Hüsnü-Hat Teşhirgahı
 
 

Tarih sahnesinde varlığını uzun süre devam ettirmiş milletler, bu devamlılıklarını kültürleri ve ortaya koydukları eserlerle sağlamıştır.
Osmanlı, yaşadığı dönemde ulu bir devletti. Osmanlı, medeniyet gergefini işlerken, bu ululuğunun mührü gibi duran bir kültür manzûmesi oluşturmuş ve şaheserler bırakmıştır.
Günümüzde bu eserlerin bazıları hüzünle biten bir hikâyenin son cümlesi gibi dururken, bazıları da o ihtişam yıllarının bütün heybetini gelecek asırlara taşımaya devam etmekte, Osmanlı'nın yâd-ı cemîli olarak durmaktadır.
Bunların en önemlilerinden biri de ulu devletin ilk başşehri olan ve Uludağ'ın eteklerinde kurulan Bursa Ulu Camii'dir.

Ulu Camii’ndeki levhalarda en çok Allah c.c. isimleri, Ayetler, Hadis-i Şerifler ve Kibar sözler vardır. Bunlar İman, Amel, Cömertlik, Fedakarlık, Sabır, Şükür, İstişare, Adalet, İdare, Namaz, Hac, Miraç gibi bir çok konulardan bahsetmektedir.

Ulu mabedin duvarları ve direklerindeki tablo ve yazılar, bir hüsn-ü hat müzesini andırmaktadır. Şadırvanın mihraba dönük sağ yanında, caminin 12 büyük ayağından birisindeki levhada, bir hadis-i şerif var:
"Sabreden zafere erer."

Şadırvanın etrafındaki direklerin üst kısmına Âyete'l-Kürsi yazılmış. Üç kapılı Ulu Cami'nin doğu ve batı kapılarının üstünde iki büyük levhada Büruc sûresi'nin son üç âyeti birbirini tamamlar şekilde yazılmış:

"Allah ilmi ve kudretiyle onları, arkalarından kuşatır. Hayır, hayır! Kur'ân onların iddia ettikleri gibi beşer sözü değildir. O, Levh-i Mahfuz'da olan pek şerefli bir Kur'ân'dır." (Büruc, 20-22)

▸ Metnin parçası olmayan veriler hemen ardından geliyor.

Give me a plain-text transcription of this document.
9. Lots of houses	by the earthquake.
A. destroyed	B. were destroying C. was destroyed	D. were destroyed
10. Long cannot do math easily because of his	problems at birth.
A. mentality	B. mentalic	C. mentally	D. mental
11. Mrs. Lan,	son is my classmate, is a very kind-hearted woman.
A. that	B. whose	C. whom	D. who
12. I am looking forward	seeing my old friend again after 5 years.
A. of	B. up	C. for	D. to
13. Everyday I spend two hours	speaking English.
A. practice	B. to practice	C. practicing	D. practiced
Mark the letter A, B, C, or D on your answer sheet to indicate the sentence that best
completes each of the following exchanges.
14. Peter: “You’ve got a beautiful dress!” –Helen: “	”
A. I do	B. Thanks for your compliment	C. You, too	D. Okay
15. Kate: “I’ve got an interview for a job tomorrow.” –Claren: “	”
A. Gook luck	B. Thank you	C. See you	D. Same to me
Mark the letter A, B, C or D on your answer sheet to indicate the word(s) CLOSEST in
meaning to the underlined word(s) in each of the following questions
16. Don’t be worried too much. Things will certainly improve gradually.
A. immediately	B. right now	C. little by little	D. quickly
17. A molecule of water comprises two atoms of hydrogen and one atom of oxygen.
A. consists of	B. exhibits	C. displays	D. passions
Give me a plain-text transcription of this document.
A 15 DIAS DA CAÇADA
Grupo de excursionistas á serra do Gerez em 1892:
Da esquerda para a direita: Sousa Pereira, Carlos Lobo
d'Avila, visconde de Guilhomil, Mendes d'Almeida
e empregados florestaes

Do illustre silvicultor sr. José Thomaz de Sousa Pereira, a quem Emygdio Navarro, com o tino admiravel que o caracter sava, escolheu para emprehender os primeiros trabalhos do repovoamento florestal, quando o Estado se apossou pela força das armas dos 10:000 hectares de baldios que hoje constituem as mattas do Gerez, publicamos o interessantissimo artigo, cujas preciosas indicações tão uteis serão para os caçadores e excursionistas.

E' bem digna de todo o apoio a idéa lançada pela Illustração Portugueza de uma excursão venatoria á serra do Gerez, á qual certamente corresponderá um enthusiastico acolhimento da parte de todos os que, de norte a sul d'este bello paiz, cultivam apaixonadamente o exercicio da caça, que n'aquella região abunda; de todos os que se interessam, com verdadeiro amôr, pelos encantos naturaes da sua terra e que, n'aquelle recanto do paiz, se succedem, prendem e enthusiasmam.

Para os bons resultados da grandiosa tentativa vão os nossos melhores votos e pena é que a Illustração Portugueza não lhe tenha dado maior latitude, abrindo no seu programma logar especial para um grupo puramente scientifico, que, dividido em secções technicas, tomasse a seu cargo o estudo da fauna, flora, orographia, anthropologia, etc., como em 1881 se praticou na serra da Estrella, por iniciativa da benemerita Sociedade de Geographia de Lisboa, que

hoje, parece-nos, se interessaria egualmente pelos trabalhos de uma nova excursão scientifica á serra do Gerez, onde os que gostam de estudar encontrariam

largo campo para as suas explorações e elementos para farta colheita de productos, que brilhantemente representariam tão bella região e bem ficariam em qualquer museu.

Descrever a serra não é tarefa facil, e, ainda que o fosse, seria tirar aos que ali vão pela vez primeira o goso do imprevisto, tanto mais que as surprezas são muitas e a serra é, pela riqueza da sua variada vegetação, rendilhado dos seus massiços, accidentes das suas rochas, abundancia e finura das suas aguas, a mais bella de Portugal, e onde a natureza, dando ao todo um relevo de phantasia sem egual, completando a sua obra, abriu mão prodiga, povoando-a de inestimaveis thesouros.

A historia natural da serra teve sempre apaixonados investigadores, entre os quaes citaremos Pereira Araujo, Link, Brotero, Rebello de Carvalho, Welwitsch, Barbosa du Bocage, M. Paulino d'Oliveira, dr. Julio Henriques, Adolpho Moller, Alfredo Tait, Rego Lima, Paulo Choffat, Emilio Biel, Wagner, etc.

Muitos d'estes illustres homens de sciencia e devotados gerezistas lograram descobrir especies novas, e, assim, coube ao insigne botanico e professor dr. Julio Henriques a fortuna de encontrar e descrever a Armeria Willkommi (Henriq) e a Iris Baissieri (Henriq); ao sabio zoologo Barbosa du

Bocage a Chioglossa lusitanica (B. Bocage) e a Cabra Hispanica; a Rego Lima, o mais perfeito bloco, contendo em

Batı kapısının yanından bu muhteşem caminin, yazılarını da okumaya çalışarak gezmeye devam ediyoruz.

Girişin sağındaki levhada bir âyet:
"İşler hakkında onlara danış." (Al-i İmran, 159)

İstişarenin önemini anlatan bu âyetin emrine, Yüce Nebi (sas)'nin Uhud'da, Hendek'te ve hayatının her anında uyduğunu düşünüyoruz.

Oymalı güzel bir çerçeve içinde sülüs yazı harfleri tahtadan oyulmuş ve kadife zemin üzerine yerleştirilmiş bir yazıda; Efendimiz (sas)'in dilde hafif, terazide ağır dediği sözü okuyoruz.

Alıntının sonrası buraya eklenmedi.